C’est un véritable casse-tête juridique. Alors que le pouvoir d’achat des Français est soumis à rude épreuve et à l’approche de la campagne présidentielle, le gouvernement doit se résigner à annoncer dans les jours qui viennent une hausse des prix du gaz qu’il avait essayé par tous les moyens d’empêcher. Un arrêté daté du 29 septembre était venu geler les tarifs pour les particuliers. Inadmissible pour les fournisseurs (Direct Energie, Poweo, Altergaz et Gaz de Paris) qui ont attaqué la décision en référé. Le conseil d’Etat fin novembre a tranché en leur faveur. Pour la plus haute juridiction administrative, ce statu quo risquait d’entraver leur marge mettant à mal la concurrence dans le secteur.
Calcul des prix
Or pour s’y conformer, l’exécutif aurait dû appliquer la formule en vigueur de calcul des prix du gaz entraînant une augmentation de 8 à 10% pour 10,6 millions de ménages. «Le gouvernement ne veut pas de cette hausse, il veut modérer la facture énergétique des Français», a rappelé dimanche la ministre du Budget, Valérie Pécresse.

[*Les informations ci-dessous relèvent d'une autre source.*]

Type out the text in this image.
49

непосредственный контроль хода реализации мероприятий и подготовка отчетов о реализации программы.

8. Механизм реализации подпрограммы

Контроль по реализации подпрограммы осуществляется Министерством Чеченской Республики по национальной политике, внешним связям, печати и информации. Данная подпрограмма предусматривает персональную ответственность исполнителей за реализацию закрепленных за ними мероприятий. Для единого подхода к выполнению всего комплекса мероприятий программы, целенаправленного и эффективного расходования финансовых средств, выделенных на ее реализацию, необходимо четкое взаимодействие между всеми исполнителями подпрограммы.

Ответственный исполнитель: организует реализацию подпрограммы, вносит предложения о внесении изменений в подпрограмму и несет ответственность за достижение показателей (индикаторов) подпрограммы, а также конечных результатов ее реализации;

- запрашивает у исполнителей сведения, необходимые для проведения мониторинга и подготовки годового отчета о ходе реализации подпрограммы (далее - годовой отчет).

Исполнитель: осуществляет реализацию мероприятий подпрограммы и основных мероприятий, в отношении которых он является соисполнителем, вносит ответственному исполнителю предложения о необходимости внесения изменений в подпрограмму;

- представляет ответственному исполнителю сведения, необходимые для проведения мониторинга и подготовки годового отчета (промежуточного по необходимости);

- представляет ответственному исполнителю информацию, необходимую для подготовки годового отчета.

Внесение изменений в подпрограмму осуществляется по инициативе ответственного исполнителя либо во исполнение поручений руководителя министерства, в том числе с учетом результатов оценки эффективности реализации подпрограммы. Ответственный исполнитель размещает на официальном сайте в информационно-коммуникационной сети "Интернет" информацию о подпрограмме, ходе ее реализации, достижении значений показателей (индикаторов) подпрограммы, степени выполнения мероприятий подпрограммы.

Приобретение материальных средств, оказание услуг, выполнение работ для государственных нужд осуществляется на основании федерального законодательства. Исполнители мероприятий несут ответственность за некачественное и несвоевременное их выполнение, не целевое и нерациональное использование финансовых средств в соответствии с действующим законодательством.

Ces derniers jours, plusieurs membres du gouvernement ont fait savoir que la hausse serait contenue entre 4 et 5%. Le chiffre de 4,3% tiendrait la corde. L’annonce officielle reviendra au Premier Ministre. Pour y arriver, le gouvernement n’aura d’autre choix que de réviser la formule actuelle de calcul des prix du gaz. Aujourd’hui, ils dépendent à 90% des prix du pétrole contre 10% pour les prix du gaz. Le prix du gaz de ville est resté élevé ces derniers mois, en raison de la hausse du prix du baril. En revanche, dans le même temps, le prix du gaz sur les marchés internationaux était plus faible pour des raisons structurelles: hausse des réserves mondiales de gaz, développement du transport liquide du gaz, modernisation des réseaux et des capacités de stockage…
Le rapport de la CRE
Dans un rapport rendu fin octobre, la Commission de régulation de l'énergie (CRE) a proposé que l’indexation des prix du gaz sur le pétrole soit ramenée à 70%. Un chiffre qui reflèterait davantage la réalité de l’approvisionnement des producteurs comme GDF Suez.
Pour limiter la hausse des prix du gaz à compter du 1er janvier, le gouvernement devrait donc appliquer cette nouvelle formule. Une bonne nouvelle en théorie qui ne satisfait pas vraiment les associations de consommateurs.
«Nous souhaitons que l’indexation des prix du gaz pour le particulier reflète la réalité des coûts d’approvisionnement réels de GDF Suez», souligne Thierry Saniez délégué général de l'association de consommateurs CLCV (Consommation, logement et cadre de vie) qui réclame donc plus de transparence.
«Une réforme de la formule économique prenant mieux en compte la réalité des prix sur les marchés du gaz aurait permis une baisse de 20% sur la facture en 2008 (soit 180€ pour une consommation annuelle moyenne de 16.800KWh) et de 7,6% en 2009 (soit 68€)», calcule la CLCV.
Les sur-marges de GDF Suez
Nicolas Mouchnino, chargé de mission Energie et Environnement à l’UFC Que Choisir voudrait donc intégrer les «sur-marges réalisées par GDF Suez» sur les dernières années dans la construction de la nouvelle formule du prix du gaz. Conséquence : la hausse prochaine du prix du gaz pourrait être évitée. Il réclame une évaluation annuelle de cette formule pour coller au plus près des coûts de GDF Suez. Pas certain qu’il soit entendu.
Dans tous les cas, pour faire passer la pilule, l'Etat pourrait aussi accroître le nombre de bénéficiaires du tarif social. Le PDG de GDF Suez, Gérard Mestrallet, avait évoqué cette piste la semaine dernière.
350.000 foyers en bénéficient alors que le nombre d’ayants droit est estimé à 800.000. Ce tarif permet une réduction de 142 euros par an au maximum.